The summer I shed my heavy skin. Burdens of undesirableness and misplacement flaked off with the summer wind blowing through and carried off to the country. It took me. Left only the insides. The feeling of ‘being seen’ met consistently. From everyone. Vindicated. Nothing to prove.
Paris summer sartorial moments:
Straight from the airport to my friend’s apartment near the canal above a tabac store across the street from a Catholic church I landed in Paris and needed a cigarette to christen the moment. Schlepped my ridiculously oversized suitcase up the spiral stairs and beelined downstairs. The outdoor terrace filled with Parisians and their after work wines and cigarettes as I rounded the corner.
A feeling of confusion hit.
Were these two guys checking me out? I’m in day old clothes. Hair and teeth unbrushed. Crust in my eyes. Everything is wrinkled. They ogled me as if my tits and ass were out. I quickly realized that would be the norm there. Every city has their own taste and proclivities. I just found one that matched mine. It felt like coming home.
Another day I fashioned together a ‘School Boy’ outfit. All navy blue. I liked it enough. Walked around Paris. Did a shoot with my friend Olivia. Made my way through Le Marais.
As I crossed a French elderly man he said to himself “J’aime, j’aime!” with zero refrain and complete unadulterated excitement. Shook almost uncontrollably as his handler smiled and swiftly walked him away. I’m sure I smiled so big and kept saying, “Merci. Merci.”

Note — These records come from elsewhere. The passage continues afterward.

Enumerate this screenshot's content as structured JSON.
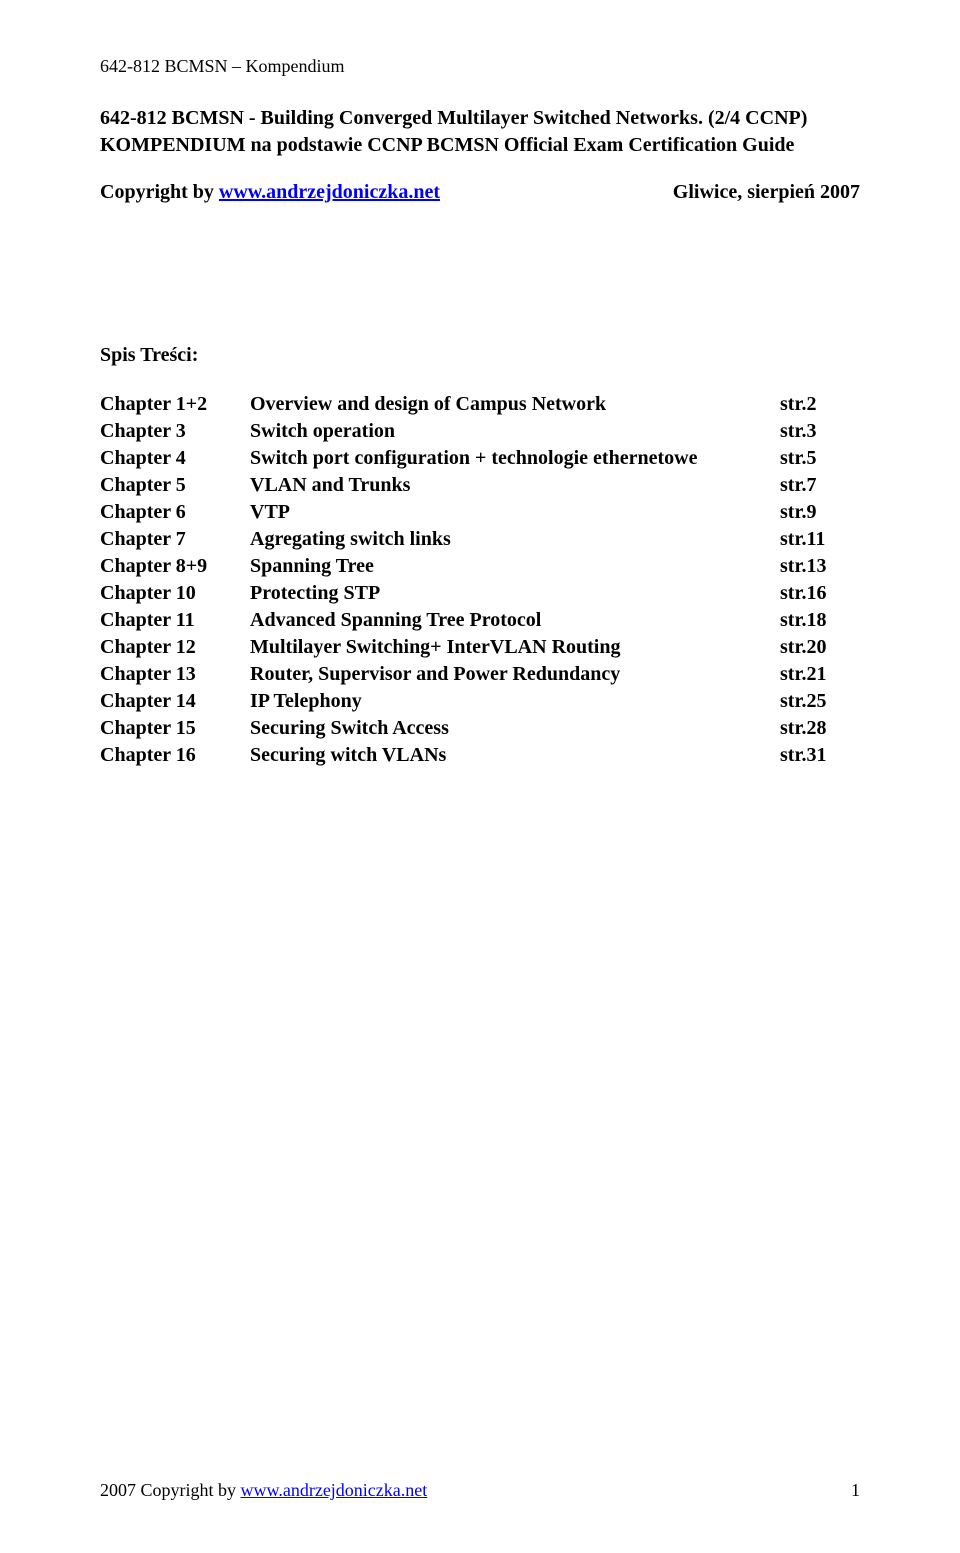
{
  "header": "642-812 BCMSN – Kompendium",
  "title_line1": "642-812 BCMSN - Building Converged Multilayer Switched Networks.  (2/4 CCNP)",
  "title_line2": "KOMPENDIUM  na podstawie CCNP BCMSN Official Exam Certification Guide",
  "copyright_prefix": "Copyright by ",
  "copyright_link": "www.andrzejdoniczka.net",
  "location_date": "Gliwice, sierpień 2007",
  "spis": "Spis Treści:",
  "toc": [
    {
      "chapter": "Chapter 1+2",
      "title": "Overview and design of Campus Network",
      "page": "str.2"
    },
    {
      "chapter": "Chapter 3",
      "title": "Switch operation",
      "page": "str.3"
    },
    {
      "chapter": "Chapter 4",
      "title": "Switch port configuration + technologie ethernetowe",
      "page": "str.5"
    },
    {
      "chapter": "Chapter 5",
      "title": "VLAN and Trunks",
      "page": "str.7"
    },
    {
      "chapter": "Chapter 6",
      "title": "VTP",
      "page": "str.9"
    },
    {
      "chapter": "Chapter 7",
      "title": "Agregating switch links",
      "page": "str.11"
    },
    {
      "chapter": "Chapter 8+9",
      "title": "Spanning Tree",
      "page": "str.13"
    },
    {
      "chapter": "Chapter 10",
      "title": "Protecting STP",
      "page": "str.16"
    },
    {
      "chapter": "Chapter 11",
      "title": "Advanced Spanning Tree Protocol",
      "page": "str.18"
    },
    {
      "chapter": "Chapter 12",
      "title": "Multilayer Switching+ InterVLAN Routing",
      "page": "str.20"
    },
    {
      "chapter": "Chapter 13",
      "title": "Router, Supervisor and Power Redundancy",
      "page": "str.21"
    },
    {
      "chapter": "Chapter 14",
      "title": "IP Telephony",
      "page": "str.25"
    },
    {
      "chapter": "Chapter 15",
      "title": "Securing Switch Access",
      "page": "str.28"
    },
    {
      "chapter": "Chapter 16",
      "title": "Securing witch VLANs",
      "page": "str.31"
    }
  ],
  "footer_prefix": "2007 Copyright by ",
  "footer_link": "www.andrzejdoniczka.net",
  "footer_page": "1"
}
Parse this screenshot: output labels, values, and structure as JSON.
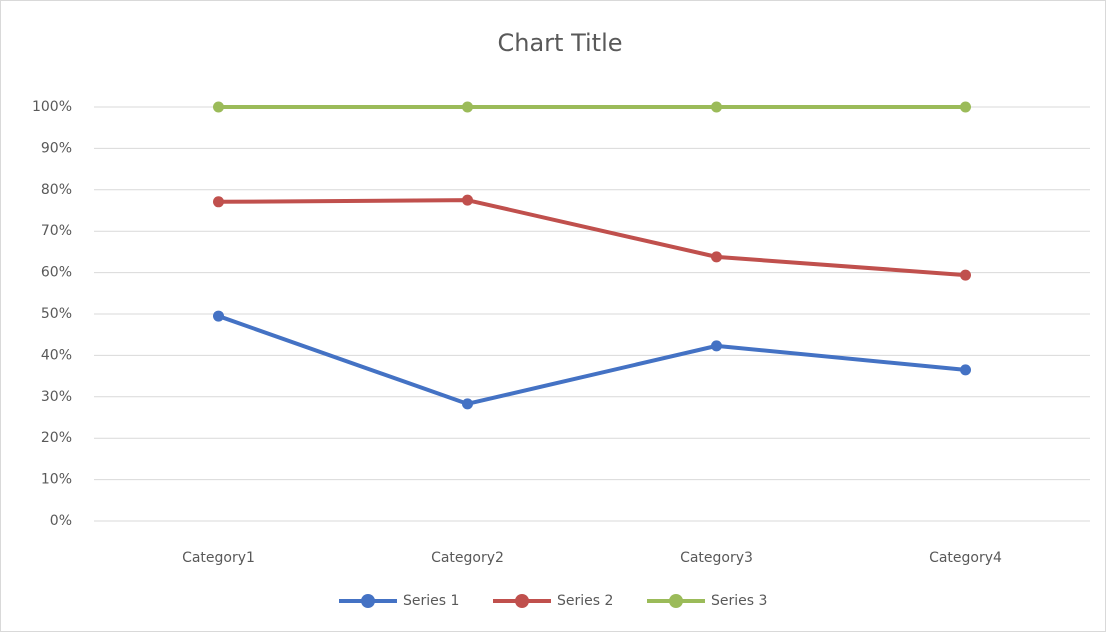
{
  "chart_data": {
    "type": "line",
    "title": "Chart Title",
    "categories": [
      "Category1",
      "Category2",
      "Category3",
      "Category4"
    ],
    "series": [
      {
        "name": "Series 1",
        "color": "#4472c4",
        "values": [
          49.5,
          28.3,
          42.3,
          36.5
        ]
      },
      {
        "name": "Series 2",
        "color": "#c0504d",
        "values": [
          77.1,
          77.5,
          63.8,
          59.4
        ]
      },
      {
        "name": "Series 3",
        "color": "#9bbb59",
        "values": [
          100,
          100,
          100,
          100
        ]
      }
    ],
    "ylim": [
      0,
      100
    ],
    "yticks": [
      {
        "value": 0,
        "label": "0%"
      },
      {
        "value": 10,
        "label": "10%"
      },
      {
        "value": 20,
        "label": "20%"
      },
      {
        "value": 30,
        "label": "30%"
      },
      {
        "value": 40,
        "label": "40%"
      },
      {
        "value": 50,
        "label": "50%"
      },
      {
        "value": 60,
        "label": "60%"
      },
      {
        "value": 70,
        "label": "70%"
      },
      {
        "value": 80,
        "label": "80%"
      },
      {
        "value": 90,
        "label": "90%"
      },
      {
        "value": 100,
        "label": "100%"
      }
    ],
    "grid": true,
    "legend": "bottom"
  }
}
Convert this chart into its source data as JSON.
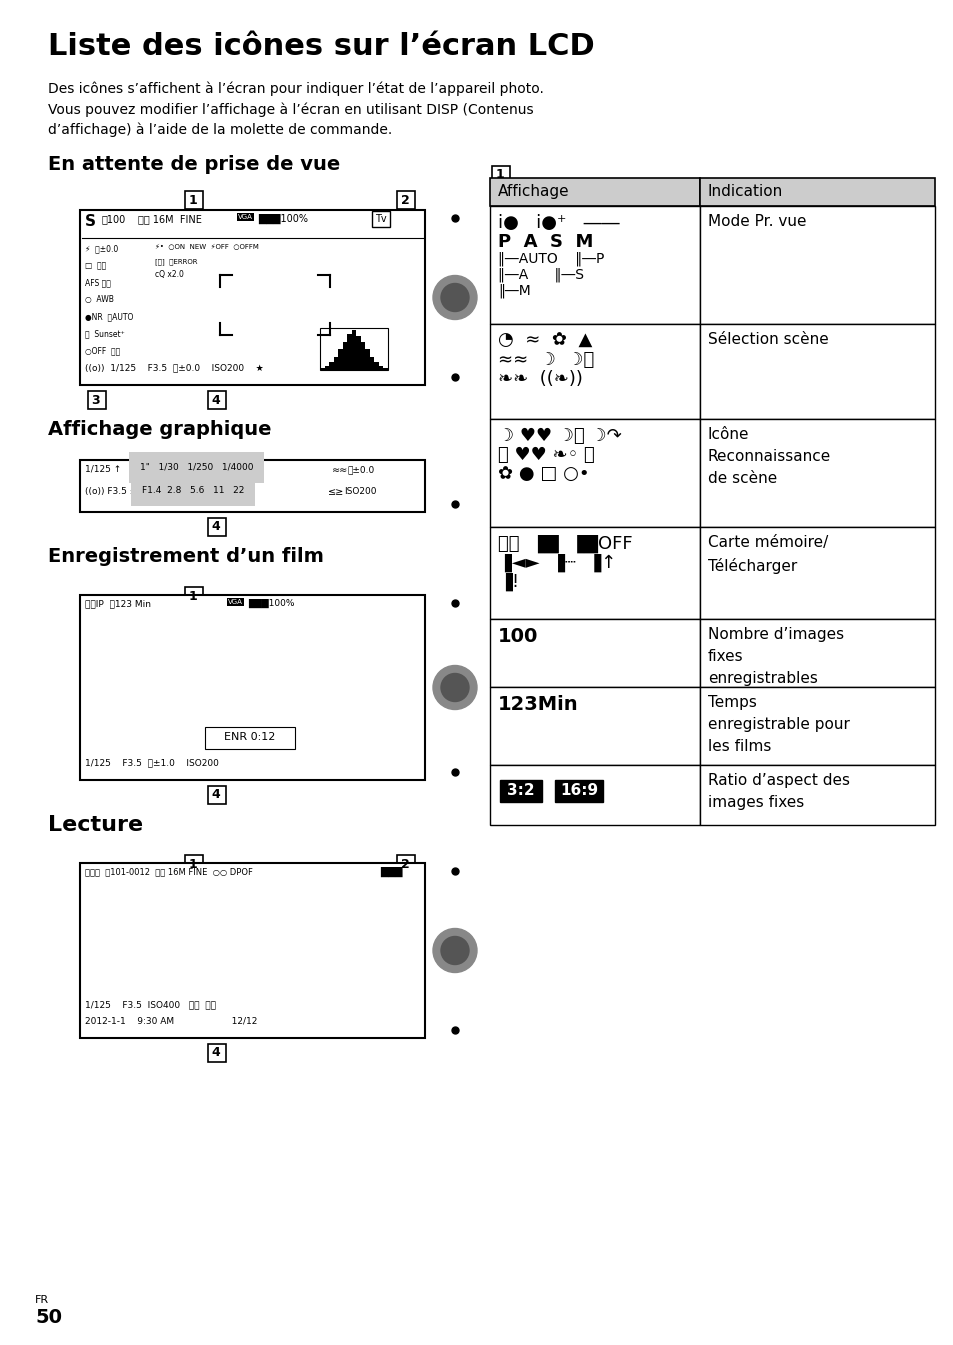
{
  "title": "Liste des icônes sur l’écran LCD",
  "intro_text": "Des icônes s’affichent à l’écran pour indiquer l’état de l’appareil photo.\nVous pouvez modifier l’affichage à l’écran en utilisant DISP (Contenus\nd’affichage) à l’aide de la molette de commande.",
  "section1": "En attente de prise de vue",
  "section2": "Affichage graphique",
  "section3": "Enregistrement d’un film",
  "section4": "Lecture",
  "page_num": "50",
  "page_label": "FR",
  "table_header_col1": "Affichage",
  "table_header_col2": "Indication",
  "bg_color": "#ffffff",
  "text_color": "#000000",
  "header_bg": "#cccccc",
  "border_color": "#000000"
}
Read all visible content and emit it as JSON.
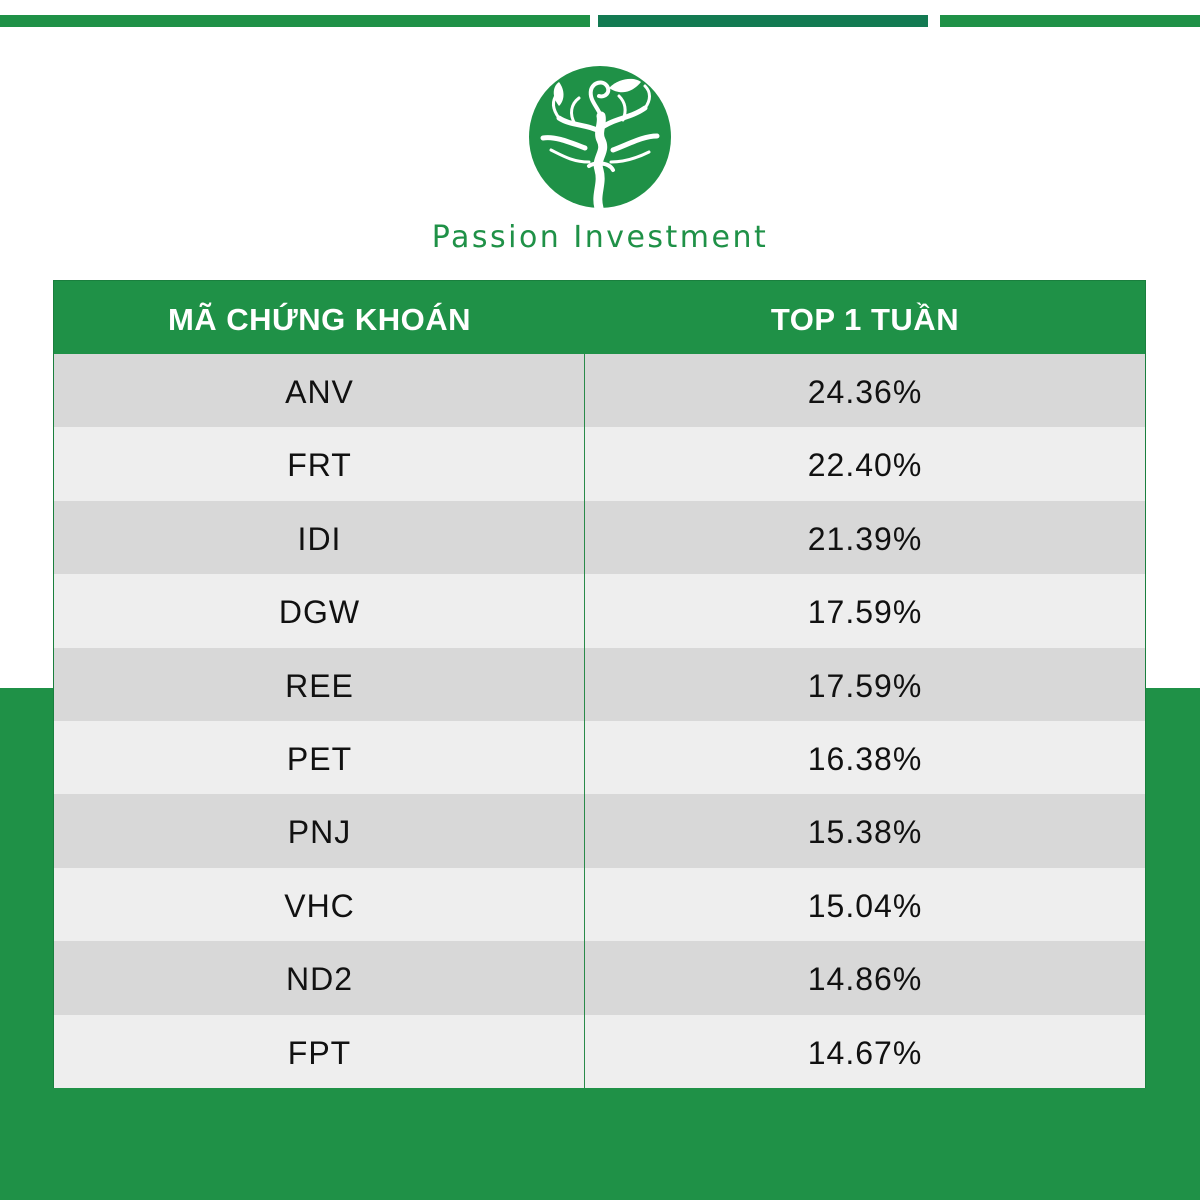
{
  "brand": {
    "name": "Passion Investment"
  },
  "colors": {
    "primary_green": "#1f9147",
    "dark_green": "#137a52",
    "row_dark": "#d8d8d8",
    "row_light": "#eeeeee"
  },
  "table": {
    "headers": [
      "MÃ CHỨNG KHOÁN",
      "TOP 1 TUẦN"
    ],
    "rows": [
      {
        "code": "ANV",
        "value": "24.36%"
      },
      {
        "code": "FRT",
        "value": "22.40%"
      },
      {
        "code": "IDI",
        "value": "21.39%"
      },
      {
        "code": "DGW",
        "value": "17.59%"
      },
      {
        "code": "REE",
        "value": "17.59%"
      },
      {
        "code": "PET",
        "value": "16.38%"
      },
      {
        "code": "PNJ",
        "value": "15.38%"
      },
      {
        "code": "VHC",
        "value": "15.04%"
      },
      {
        "code": "ND2",
        "value": "14.86%"
      },
      {
        "code": "FPT",
        "value": "14.67%"
      }
    ]
  }
}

I imagine it reminded him of his own school boy outfit. Legend.
I stopped hiding behind my clothes. I started to dress feminine because the city allowed me to. The people did. The culture. The energy. I was free. On vacation. No inhibitions. Stepped into my femininity. Embraced it. Because I was finally being seen. The men saw a side of me I always wanted American men to see (and maybe they always did but I never picked up on it). They were attracted to me not because I was peacocking, but because I was just me. How stupid liberating it was.
I say that to say my self-worth is not hinged upon mens’ desires. I frame that revelation because it was such a specific time in my life where I was so detached to who I was on the outside. When you’re so internal and have a rich inner life with bright little lights that manifest themselves through thoughts and emotions, it’s a haze to look at yourself from the outside.
The pandemic brought forth tenfold magnification. It was as if I came out with bright eyes and wobbly legs ready to lunge towards the divine feminine.
There’s before and after Paris
This summer I’m a culmination of who I was, who I am and who I will be. Life is filled with self-paradigm shifts. Momentous experiences that move your reality. DNA that alters for our children. The future skews left when you thought right.
I think it’s all about surrender. Gratitude. Presentness. No expectations. Everything you want, you have. Wanting means lacking. When there’s gratitude, it is yours. I’m an amalgamation of everything and everyone I’ve ever encountered. I carry it presently. The stories we all carry. Through the passage of time, I have weathered the might of my own mind.
Revelations arise as the seasons change. Living in fluidity with it tells us we are alive. Summers are boundless. Fecund. Touchable and supple. Crack open your chest and wear what makes you feel alive. Half-naked comfy is supreme. Live in your body and not your head. Dress for your inner child. Give less fucks.
The art of sartorial protection has been named and its power has lessened.